Our middle son, Riah, has already been questioning his validity lately. I thought for sure it would be our oldest, but I think he enjoys believing in all the things right now. The truth is, I don’t think any of our kids would mind if we told them he isn’t real. I think they would all feel a sense of privilege knowing the truth, like they’re in on this huge, giant secret that no one else knows. I honestly think they would handle the news well and that there wouldn’t be any pushback. I could be wrong, but that’s what I’m thinking would be the case.

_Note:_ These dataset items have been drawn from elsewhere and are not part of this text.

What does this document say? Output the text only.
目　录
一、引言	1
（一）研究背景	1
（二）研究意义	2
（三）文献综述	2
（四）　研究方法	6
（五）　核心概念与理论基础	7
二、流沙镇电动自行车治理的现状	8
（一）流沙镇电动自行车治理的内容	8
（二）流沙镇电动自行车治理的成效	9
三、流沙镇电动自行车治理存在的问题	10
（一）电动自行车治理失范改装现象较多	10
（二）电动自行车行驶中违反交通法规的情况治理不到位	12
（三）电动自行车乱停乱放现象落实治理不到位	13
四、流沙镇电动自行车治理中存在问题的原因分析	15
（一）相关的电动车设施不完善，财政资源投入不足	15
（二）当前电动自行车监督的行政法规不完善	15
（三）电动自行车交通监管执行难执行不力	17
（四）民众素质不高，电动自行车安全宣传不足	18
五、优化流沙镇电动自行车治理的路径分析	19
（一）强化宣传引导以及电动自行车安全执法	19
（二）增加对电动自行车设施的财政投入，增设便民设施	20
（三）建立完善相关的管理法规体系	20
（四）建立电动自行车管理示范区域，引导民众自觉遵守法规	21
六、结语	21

However, I would be lying if I said we haven’t used Santa Claus as a motivator for our kids to act accordingly. I know, I know. Not our proudest moments (we’re still learning!!), but it’s the truth, even if it’s technically frowned upon. In this article on Fatherly.com, Psychologist and parenting expert Dr. Justin Coulson explains, “When we use a coercive, manipulative strategy to get our kids to behave, we are relying on extrinsic contingencies by telling them to be good in order to get what they want. And once that motivation is gone, how do we know they’ll still feel compelled to behave? It’s morally, ethically, and scientifically dubious at best.”

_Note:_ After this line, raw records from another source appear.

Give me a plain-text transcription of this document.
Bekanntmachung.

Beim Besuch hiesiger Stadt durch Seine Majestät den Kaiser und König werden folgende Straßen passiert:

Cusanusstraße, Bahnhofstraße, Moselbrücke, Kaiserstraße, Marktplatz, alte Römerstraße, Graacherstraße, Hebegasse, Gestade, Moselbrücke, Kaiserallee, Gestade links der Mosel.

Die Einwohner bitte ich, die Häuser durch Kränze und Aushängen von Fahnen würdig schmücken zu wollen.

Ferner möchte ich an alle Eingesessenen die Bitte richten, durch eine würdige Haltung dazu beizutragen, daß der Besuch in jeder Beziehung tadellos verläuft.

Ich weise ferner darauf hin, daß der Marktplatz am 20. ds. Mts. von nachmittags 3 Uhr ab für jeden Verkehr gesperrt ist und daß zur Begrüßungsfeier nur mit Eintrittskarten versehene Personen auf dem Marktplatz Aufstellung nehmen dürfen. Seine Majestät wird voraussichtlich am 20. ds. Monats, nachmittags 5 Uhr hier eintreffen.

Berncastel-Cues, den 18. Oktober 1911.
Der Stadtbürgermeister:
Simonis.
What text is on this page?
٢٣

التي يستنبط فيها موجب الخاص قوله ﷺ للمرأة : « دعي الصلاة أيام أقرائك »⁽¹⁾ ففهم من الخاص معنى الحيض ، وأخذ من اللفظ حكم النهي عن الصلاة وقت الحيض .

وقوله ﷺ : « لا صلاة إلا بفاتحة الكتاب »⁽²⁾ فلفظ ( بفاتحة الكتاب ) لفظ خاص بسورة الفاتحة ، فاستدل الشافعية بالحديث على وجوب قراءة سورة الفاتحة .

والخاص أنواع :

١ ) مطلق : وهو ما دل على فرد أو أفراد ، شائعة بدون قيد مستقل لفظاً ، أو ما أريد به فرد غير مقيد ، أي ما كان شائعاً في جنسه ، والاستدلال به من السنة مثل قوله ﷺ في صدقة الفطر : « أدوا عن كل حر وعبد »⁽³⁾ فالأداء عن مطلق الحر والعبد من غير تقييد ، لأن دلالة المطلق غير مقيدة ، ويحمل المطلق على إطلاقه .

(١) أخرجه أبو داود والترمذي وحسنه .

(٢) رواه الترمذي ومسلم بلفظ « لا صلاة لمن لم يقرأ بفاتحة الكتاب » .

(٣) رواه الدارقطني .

Doesn’t that make so much sense? Dr. Coulson goes on to give his argument for being brutally honest with kids about Santa Claus: “Christmas is going to be exciting and fun and enjoyable whether kids know the truth about Santa or not. In the same way that I can watch a movie that I know is complete fiction and still find the movie tremendously enthralling, our children can know the truth about Santa and still find Christmas every bit as exciting.”

So there you have it. For now, we will keep up the Santa Claus schtick until we decide to tell them the truth. What we won’t be doing, however, is using Santa as a manipulative tool, because that’s good for no one in the long run. Maybe by next Christmas we’ll be sharing how well they took it, how much more magical the season is for them now that they know the truth.

Either way, happy holidays to believers and non-believes alike!